One must come to terms with these qualities when studying the formal elements of rap’s poetry. As Tricia Rose observes in The Hip Hop Wars (2008), discussions of rap’s content are increasingly reductive and politicized, with neither detractors nor defenders willing to engage in fruitful debate. “The hyperbolic and polarized public conversation about hip hop that has emerged over the past decade,” she writes, “discourages progressive and nuanced consumption, participation, and critique, thereby contributing to the very crisis that is facing hip hop.” 8 The purpose of this anthology is not to adjudicate such matters, but to present rap’s lyrics in such a way that these discussions about content and value might be better grounded and contextualized.
Rap is a reflection of a broader culture that too often sanctions the same sexism, homophobia, and violence found in the music. By including lyrics with such content, we present occasions to challenge pernicious influences by confronting them directly rather than simply pretending they aren’t there. At the same time, studying lyrics of targeted offense offers occasions to underscore the often-overlooked fact that hip-hop has formulated its own critiques of sexism, misogyny, and violence. “Most successful female MCs recognize that for them the only place where they can negotiate race, class, gender, and sexuality with relative freedom is the hiphop world,” writes Marcyliena Morgan, describing one such homegrown response to hip-hop’s own failings. “It is not an ideal space but rather one populated by those searching for discourse that confronts power.” 9
In addition to instances of sexism and misogyny, readers are urged to consider ways that rap’s default tone of aggression might promote harmful attitudes toward women. Is hip-hop inherently unwelcoming to women, even when the lyrics are not specifically targeting them? Is there something in the very spirit or attitude of rap that can be identified as misogynist? These are important questions to ask as we seek to expand the discussion of gender in rap beyond the conventional critique of rap’s overt sexism and use of derogatory language. In addition, we should explore how women artists have expanded rap to embody their own voices.
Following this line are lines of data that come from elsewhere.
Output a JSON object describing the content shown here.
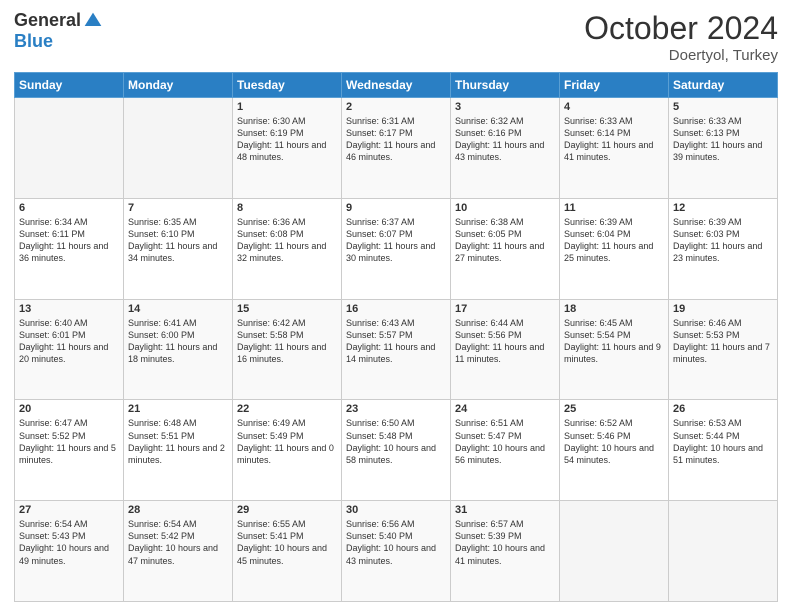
{
  "header": {
    "logo_general": "General",
    "logo_blue": "Blue",
    "month": "October 2024",
    "location": "Doertyol, Turkey"
  },
  "days_of_week": [
    "Sunday",
    "Monday",
    "Tuesday",
    "Wednesday",
    "Thursday",
    "Friday",
    "Saturday"
  ],
  "weeks": [
    [
      {
        "day": "",
        "content": ""
      },
      {
        "day": "",
        "content": ""
      },
      {
        "day": "1",
        "sunrise": "6:30 AM",
        "sunset": "6:19 PM",
        "daylight": "11 hours and 48 minutes."
      },
      {
        "day": "2",
        "sunrise": "6:31 AM",
        "sunset": "6:17 PM",
        "daylight": "11 hours and 46 minutes."
      },
      {
        "day": "3",
        "sunrise": "6:32 AM",
        "sunset": "6:16 PM",
        "daylight": "11 hours and 43 minutes."
      },
      {
        "day": "4",
        "sunrise": "6:33 AM",
        "sunset": "6:14 PM",
        "daylight": "11 hours and 41 minutes."
      },
      {
        "day": "5",
        "sunrise": "6:33 AM",
        "sunset": "6:13 PM",
        "daylight": "11 hours and 39 minutes."
      }
    ],
    [
      {
        "day": "6",
        "sunrise": "6:34 AM",
        "sunset": "6:11 PM",
        "daylight": "11 hours and 36 minutes."
      },
      {
        "day": "7",
        "sunrise": "6:35 AM",
        "sunset": "6:10 PM",
        "daylight": "11 hours and 34 minutes."
      },
      {
        "day": "8",
        "sunrise": "6:36 AM",
        "sunset": "6:08 PM",
        "daylight": "11 hours and 32 minutes."
      },
      {
        "day": "9",
        "sunrise": "6:37 AM",
        "sunset": "6:07 PM",
        "daylight": "11 hours and 30 minutes."
      },
      {
        "day": "10",
        "sunrise": "6:38 AM",
        "sunset": "6:05 PM",
        "daylight": "11 hours and 27 minutes."
      },
      {
        "day": "11",
        "sunrise": "6:39 AM",
        "sunset": "6:04 PM",
        "daylight": "11 hours and 25 minutes."
      },
      {
        "day": "12",
        "sunrise": "6:39 AM",
        "sunset": "6:03 PM",
        "daylight": "11 hours and 23 minutes."
      }
    ],
    [
      {
        "day": "13",
        "sunrise": "6:40 AM",
        "sunset": "6:01 PM",
        "daylight": "11 hours and 20 minutes."
      },
      {
        "day": "14",
        "sunrise": "6:41 AM",
        "sunset": "6:00 PM",
        "daylight": "11 hours and 18 minutes."
      },
      {
        "day": "15",
        "sunrise": "6:42 AM",
        "sunset": "5:58 PM",
        "daylight": "11 hours and 16 minutes."
      },
      {
        "day": "16",
        "sunrise": "6:43 AM",
        "sunset": "5:57 PM",
        "daylight": "11 hours and 14 minutes."
      },
      {
        "day": "17",
        "sunrise": "6:44 AM",
        "sunset": "5:56 PM",
        "daylight": "11 hours and 11 minutes."
      },
      {
        "day": "18",
        "sunrise": "6:45 AM",
        "sunset": "5:54 PM",
        "daylight": "11 hours and 9 minutes."
      },
      {
        "day": "19",
        "sunrise": "6:46 AM",
        "sunset": "5:53 PM",
        "daylight": "11 hours and 7 minutes."
      }
    ],
    [
      {
        "day": "20",
        "sunrise": "6:47 AM",
        "sunset": "5:52 PM",
        "daylight": "11 hours and 5 minutes."
      },
      {
        "day": "21",
        "sunrise": "6:48 AM",
        "sunset": "5:51 PM",
        "daylight": "11 hours and 2 minutes."
      },
      {
        "day": "22",
        "sunrise": "6:49 AM",
        "sunset": "5:49 PM",
        "daylight": "11 hours and 0 minutes."
      },
      {
        "day": "23",
        "sunrise": "6:50 AM",
        "sunset": "5:48 PM",
        "daylight": "10 hours and 58 minutes."
      },
      {
        "day": "24",
        "sunrise": "6:51 AM",
        "sunset": "5:47 PM",
        "daylight": "10 hours and 56 minutes."
      },
      {
        "day": "25",
        "sunrise": "6:52 AM",
        "sunset": "5:46 PM",
        "daylight": "10 hours and 54 minutes."
      },
      {
        "day": "26",
        "sunrise": "6:53 AM",
        "sunset": "5:44 PM",
        "daylight": "10 hours and 51 minutes."
      }
    ],
    [
      {
        "day": "27",
        "sunrise": "6:54 AM",
        "sunset": "5:43 PM",
        "daylight": "10 hours and 49 minutes."
      },
      {
        "day": "28",
        "sunrise": "6:54 AM",
        "sunset": "5:42 PM",
        "daylight": "10 hours and 47 minutes."
      },
      {
        "day": "29",
        "sunrise": "6:55 AM",
        "sunset": "5:41 PM",
        "daylight": "10 hours and 45 minutes."
      },
      {
        "day": "30",
        "sunrise": "6:56 AM",
        "sunset": "5:40 PM",
        "daylight": "10 hours and 43 minutes."
      },
      {
        "day": "31",
        "sunrise": "6:57 AM",
        "sunset": "5:39 PM",
        "daylight": "10 hours and 41 minutes."
      },
      {
        "day": "",
        "content": ""
      },
      {
        "day": "",
        "content": ""
      }
    ]
  ]
}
Are artists like Lil’ Kim and Foxy Brown, who flaunt their sexuality in a manner similar to their male counterparts, doing subversive and revolutionary work or are they simply succumbing to commercial pressures or adhering to the template established by many young men who’ve made rap their own? “It’s up to female rappers to stand strong to create the yin and yang in this music,” says Medusa, the Los Angeles–
based underground MC. “There’s a lack of connection with the male and female energy.” 10
Similarly, hip-hop culture is often hostile to the very idea of homosexuality. Though there are openly gay MCs in hip-hop’s underground (e.g., Medusa, Deep Dickollective), to date there are no openly gay rappers who have made it into the mainstream. That said, rap lyrics offer rich ground for discussions of sexuality, particularly in its relation to masculinity. What are the broader implications of a hip-hop culture that sanctions, supports, and extends certain negative characteristics of young male behavior? What progressive futures suggest themselves that might redress rap’s wrongs?
Such questions are crucial, but they are not the only ones to be asked;
nor should the heated debates, deep concerns, and political posturing that often revolve around hip-hop culture obscure the music’s other sides. The lyrics in this book were selected to demonstrate beyond a doubt that rap embodies the full range of human experience, not simply the brash and offensive content often associated with hip-hop in the public imagination.
Rap is more than the sum of its offenses; it is a testament to human creativity at work.